In 1704, Anglo-Dutch forces captured Gibraltar from Spain during the War of the Spanish Succession on behalf of the Habsburg claim to the Spanish throne.

The territory was ceded to Great Britain in perpetuity under the Treaty of Utrechtin 1713. 

The Gibraltar sovereignty referendum of 1967 was held on 10 September 1967, in which Gibraltarian citizens were asked whether they wished to pass under Spanish sovereignty, with Gibraltarians keeping their British citizenship and a special status for Gibraltar within Spain; or remain under British sovereignty, with institutions of self-government.
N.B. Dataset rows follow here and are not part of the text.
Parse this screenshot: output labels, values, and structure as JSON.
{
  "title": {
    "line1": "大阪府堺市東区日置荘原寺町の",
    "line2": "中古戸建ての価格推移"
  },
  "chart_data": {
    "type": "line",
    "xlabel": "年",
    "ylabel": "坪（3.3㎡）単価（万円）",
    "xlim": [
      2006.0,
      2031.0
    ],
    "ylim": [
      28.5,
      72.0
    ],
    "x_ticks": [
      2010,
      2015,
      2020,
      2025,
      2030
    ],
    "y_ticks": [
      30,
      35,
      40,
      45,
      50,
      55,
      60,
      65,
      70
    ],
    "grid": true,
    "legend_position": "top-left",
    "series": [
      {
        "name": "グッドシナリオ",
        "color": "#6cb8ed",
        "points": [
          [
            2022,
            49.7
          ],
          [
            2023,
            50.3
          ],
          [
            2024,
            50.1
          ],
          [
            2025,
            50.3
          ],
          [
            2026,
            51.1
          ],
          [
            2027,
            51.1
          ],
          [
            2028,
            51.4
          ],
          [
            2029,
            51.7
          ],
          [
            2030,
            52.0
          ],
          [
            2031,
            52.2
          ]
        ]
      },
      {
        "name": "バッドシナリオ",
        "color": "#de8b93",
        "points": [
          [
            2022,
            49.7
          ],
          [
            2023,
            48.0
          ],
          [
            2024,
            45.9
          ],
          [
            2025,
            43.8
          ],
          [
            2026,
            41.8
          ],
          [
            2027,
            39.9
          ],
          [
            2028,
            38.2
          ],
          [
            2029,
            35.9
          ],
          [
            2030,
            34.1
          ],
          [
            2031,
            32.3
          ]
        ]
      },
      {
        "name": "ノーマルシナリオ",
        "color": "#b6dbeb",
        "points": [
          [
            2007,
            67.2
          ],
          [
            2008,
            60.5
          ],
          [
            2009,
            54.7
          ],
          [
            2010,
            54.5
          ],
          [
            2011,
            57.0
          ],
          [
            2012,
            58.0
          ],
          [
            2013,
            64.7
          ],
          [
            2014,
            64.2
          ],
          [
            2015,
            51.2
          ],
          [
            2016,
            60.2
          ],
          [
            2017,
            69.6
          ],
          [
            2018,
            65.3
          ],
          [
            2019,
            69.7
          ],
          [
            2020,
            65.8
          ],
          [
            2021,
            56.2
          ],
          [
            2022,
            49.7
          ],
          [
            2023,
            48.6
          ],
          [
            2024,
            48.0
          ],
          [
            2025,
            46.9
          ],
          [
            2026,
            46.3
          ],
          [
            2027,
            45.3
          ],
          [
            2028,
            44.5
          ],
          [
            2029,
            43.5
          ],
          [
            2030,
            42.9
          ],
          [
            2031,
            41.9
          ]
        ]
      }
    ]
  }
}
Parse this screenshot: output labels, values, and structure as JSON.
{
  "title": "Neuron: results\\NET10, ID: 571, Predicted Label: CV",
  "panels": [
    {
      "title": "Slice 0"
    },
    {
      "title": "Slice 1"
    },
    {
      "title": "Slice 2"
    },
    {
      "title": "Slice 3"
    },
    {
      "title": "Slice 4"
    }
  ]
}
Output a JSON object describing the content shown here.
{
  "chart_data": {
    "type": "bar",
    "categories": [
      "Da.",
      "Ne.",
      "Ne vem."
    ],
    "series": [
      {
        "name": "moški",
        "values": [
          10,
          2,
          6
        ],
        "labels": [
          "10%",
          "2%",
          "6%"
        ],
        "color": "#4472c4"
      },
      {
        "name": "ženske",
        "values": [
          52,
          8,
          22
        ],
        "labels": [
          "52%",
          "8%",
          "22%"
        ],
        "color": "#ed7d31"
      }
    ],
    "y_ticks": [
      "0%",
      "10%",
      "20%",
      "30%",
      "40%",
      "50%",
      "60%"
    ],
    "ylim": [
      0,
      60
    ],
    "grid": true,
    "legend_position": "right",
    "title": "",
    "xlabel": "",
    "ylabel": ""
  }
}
The voting slips were made out in Spanish and English, and voters had the choice of voting:

 “to pass under Spanish, sovereignty in accordance with the terms proposed by the Spanish Government on May 18, 1966,


“voluntarily to retain their link with the United Kingdom, with democratic local institutions and with the United Kingdom retaining its present responsibilities.”

The result of the Gibraltar referendum was an overwhelming vote by its inhabitants to retain their links with Britain.

Of the 12,762 Gibraltarians qualified to vote, no fewer than 12,138 voted to remain with Britain.

Only 44 opted for the transfer of the Rock to Spanish sovereignty.

During the voting there was much pro-British enthusiasm, in the shape of red, white and blue emblems.

Union Jacks decorated and garlanded cars, and slogans painted up on the walls of buildings.